Andrew Glaister, Matthew Smith, Malcolm Evans, David Braben, Ian Bell, Chris & Tim Stamper, Jeff Minter, Eugene Jarvis ... all names from the early 80s, all famous to varying extents for single/double-handedly writing video games that were the stuff of legend. 1k Space Invaders, Manic Minder, 3d Monster Maze, Elite, Jetpac, Attack of the Mutant Camels, Defender. These were people that I recognised and even hung out with when I had my ZX81 and handcoded, in Z80, my first programmes.
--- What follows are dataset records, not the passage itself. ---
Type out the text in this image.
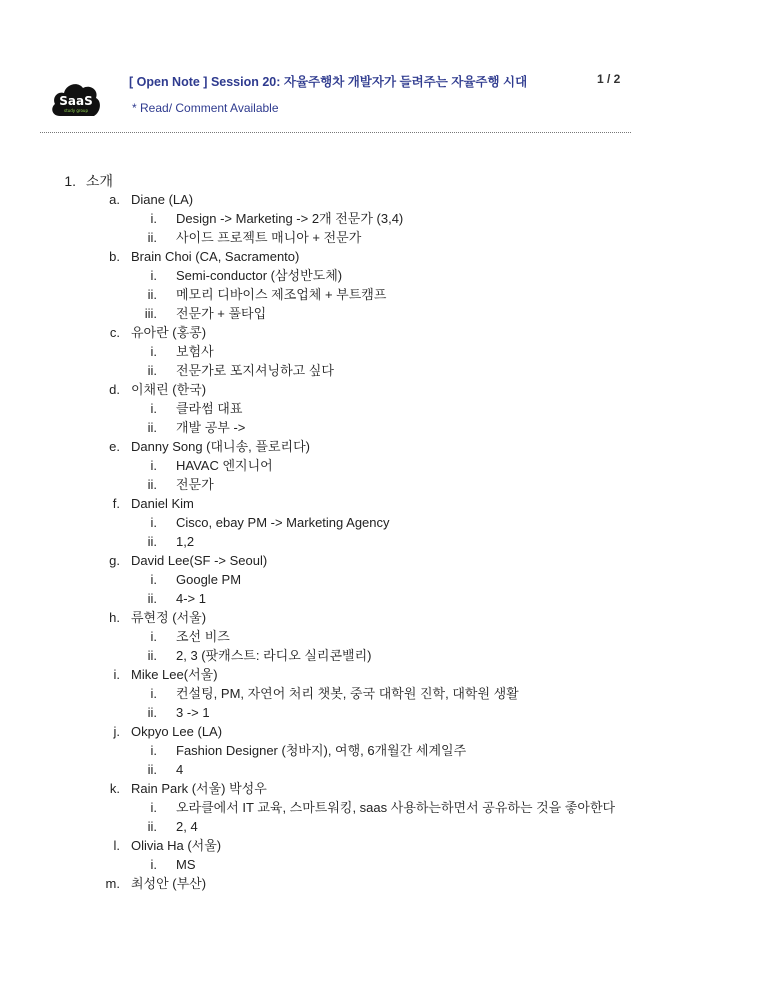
SaaS
study group
[ Open Note ] Session 20: 자율주행차 개발자가 들려주는 자율주행 시대	1 / 2
* Read/ Comment Available
1. 소개
a. Diane (LA)
i. Design -> Marketing -> 2개 전문가 (3,4)
ii. 사이드 프로젝트 매니아 + 전문가
b. Brain Choi (CA, Sacramento)
i. Semi-conductor (삼성반도체)
ii. 메모리 디바이스 제조업체 + 부트캠프
iii. 전문가 + 풀타입
c. 유아란 (홍콩)
i. 보험사
ii. 전문가로 포지셔닝하고 싶다
d. 이채린 (한국)
i. 클라썸 대표
ii. 개발 공부 ->
e. Danny Song (대니송, 플로리다)
i. HAVAC 엔지니어
ii. 전문가
f. Daniel Kim
i. Cisco, ebay PM -> Marketing Agency
ii. 1,2
g. David Lee(SF -> Seoul)
i. Google PM
ii. 4-> 1
h. 류현정 (서울)
i. 조선 비즈
ii. 2, 3 (팟캐스트: 라디오 실리콘밸리)
i. Mike Lee(서울)
i. 컨설팅, PM, 자연어 처리 챗봇, 중국 대학원 진학, 대학원 생활
ii. 3 -> 1
j. Okpyo Lee (LA)
i. Fashion Designer (청바지), 여행, 6개월간 세계일주
ii. 4
k. Rain Park (서울) 박성우
i. 오라클에서 IT 교육, 스마트워킹, saas 사용하는하면서 공유하는 것을 좋아한다
ii. 2, 4
l. Olivia Ha (서울)
i. MS
m. 최성안 (부산)
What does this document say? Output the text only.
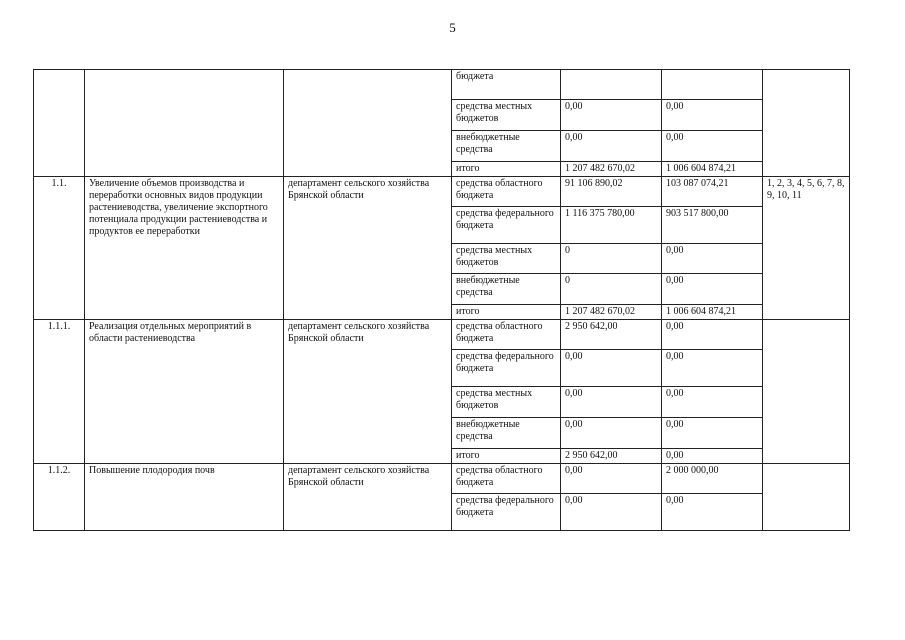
5
			бюджета			
			средства местных бюджетов	0,00	0,00	
			внебюджетные средства	0,00	0,00	
			итого	1 207 482 670,02	1 006 604 874,21	
1.1.	Увеличение объемов производства и переработки основных видов продукции растениеводства, увеличение экспортного потенциала продукции растениеводства и продуктов ее переработки	департамент сельского хозяйства Брянской области	средства областного бюджета	91 106 890,02	103 087 074,21	1, 2, 3, 4, 5, 6, 7, 8, 9, 10, 11
			средства федерального бюджета	1 116 375 780,00	903 517 800,00	
			средства местных бюджетов	0	0,00	
			внебюджетные средства	0	0,00	
			итого	1 207 482 670,02	1 006 604 874,21	
1.1.1.	Реализация отдельных мероприятий в области растениеводства	департамент сельского хозяйства Брянской области	средства областного бюджета	2 950 642,00	0,00	
			средства федерального бюджета	0,00	0,00	
			средства местных бюджетов	0,00	0,00	
			внебюджетные средства	0,00	0,00	
			итого	2 950 642,00	0,00	
1.1.2.	Повышение плодородия почв	департамент сельского хозяйства Брянской области	средства областного бюджета	0,00	2 000 000,00	
			средства федерального бюджета	0,00	0,00	
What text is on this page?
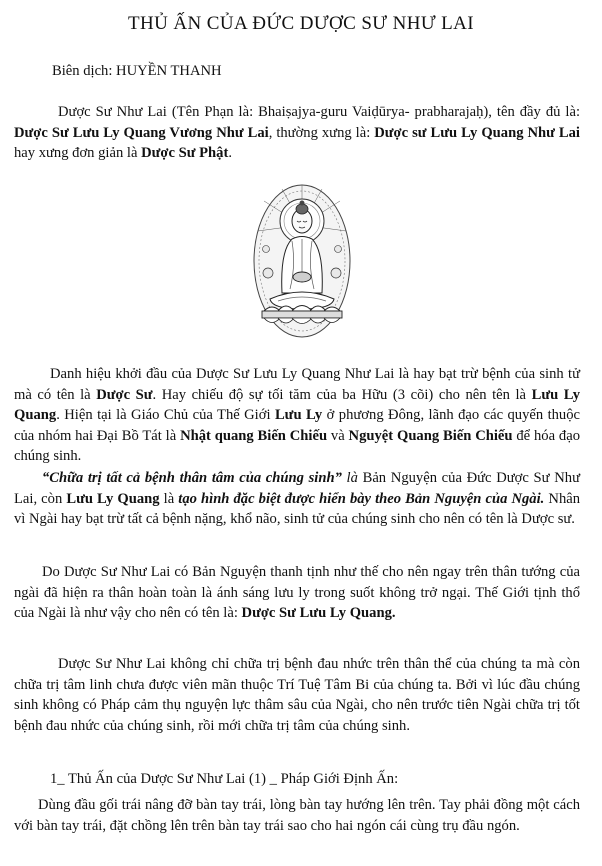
THỦ ẤN CỦA ĐỨC DƯỢC SƯ NHƯ LAI
Biên dịch: HUYỀN THANH

Dược Sư Như Lai (Tên Phạn là: Bhaiṣajya-guru Vaiḍūrya- prabharajaḥ), tên đầy đủ là: Dược Sư Lưu Ly Quang Vương Như Lai, thường xưng là: Dược sư Lưu Ly Quang Như Lai hay xưng đơn giản là Dược Sư Phật.

Danh hiệu khởi đầu của Dược Sư Lưu Ly Quang Như Lai là hay bạt trừ bệnh của sinh tử mà có tên là Dược Sư. Hay chiếu độ sự tối tăm của ba Hữu (3 cõi) cho nên tên là Lưu Ly Quang. Hiện tại là Giáo Chủ của Thế Giới Lưu Ly ở phương Đông, lãnh đạo các quyến thuộc của nhóm hai Đại Bồ Tát là Nhật quang Biến Chiếu và Nguyệt Quang Biến Chiếu để hóa đạo chúng sinh.

“Chữa trị tất cả bệnh thân tâm của chúng sinh” là Bản Nguyện của Đức Dược Sư Như Lai, còn Lưu Ly Quang là tạo hình đặc biệt được hiển bày theo Bản Nguyện của Ngài. Nhân vì Ngài hay bạt trừ tất cả bệnh nặng, khổ não, sinh tử của chúng sinh cho nên có tên là Dược sư.

Do Dược Sư Như Lai có Bản Nguyện thanh tịnh như thế cho nên ngay trên thân tướng của ngài đã hiện ra thân hoàn toàn là ánh sáng lưu ly trong suốt không trở ngại. Thế Giới tịnh thổ của Ngài là như vậy cho nên có tên là: Dược Sư Lưu Ly Quang.

Dược Sư Như Lai không chỉ chữa trị bệnh đau nhức trên thân thể của chúng ta mà còn chữa trị tâm linh chưa được viên mãn thuộc Trí Tuệ Tâm Bi của chúng ta. Bởi vì lúc đầu chúng sinh không có Pháp cảm thụ nguyện lực thâm sâu của Ngài, cho nên trước tiên Ngài chữa trị tốt bệnh đau nhức của chúng sinh, rồi mới chữa trị tâm của chúng sinh.

1_ Thủ Ấn của Dược Sư Như Lai (1) _ Pháp Giới Định Ấn:

Dùng đầu gối trái nâng đỡ bàn tay trái, lòng bàn tay hướng lên trên. Tay phải đồng một cách với bàn tay trái, đặt chồng lên trên bàn tay trái sao cho hai ngón cái cùng trụ đầu ngón.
Later, new names came to the fore: Jez San (Starglider), Will Wright (The Sims), Warren Spector (Deus Ex) and, of course, Shigeru Miyamoto (Mario). Try, though, to name the names behind current mega-hit video games - Halo (1,2 or 3), Gears of War, Killzone, Guitar Hero and I'm pretty sure - unless you're really, really into it - that you'll draw a blank. And even if you can name one person, you probably know that there are dozens or even hundreds of people working alongside them. Game development - or, for that matter, any development programme, has long been a team sport. A big team sport. As I moved from ZX81 to Spectrum to BBC Micro to Atari ST and then to consoles, many of these names stayed relevant and equally famous; but the solo coders gradually disappeared and became far, far rarer. Production values got sharper, costs rose - but software didn't necessarily get any better. 1981 seemed like a long way away.
When I was writing code back then, it was common to meet up with people who were single-handedly specifying, developing and distributing their own software - be it games, sports applications or business systems. They'd be working with 16kb or perhaps 32kb of memory and shipping their products on tapes - oh the expectation as you waited for the tape to load, with that peculiar ZX81 interference-like loading screen (when Manic Miner first debuted on the Spectrum, and had a loading screen that didn't just show seemingly random lines, it was a big deal). Games in 1981 cost a few pounds, perhaps £5 or £10. Games now generally cost £40 or even £50. The consoles, for the most part, shut down the ability for individuals to produce games. The barriers to entry were too high.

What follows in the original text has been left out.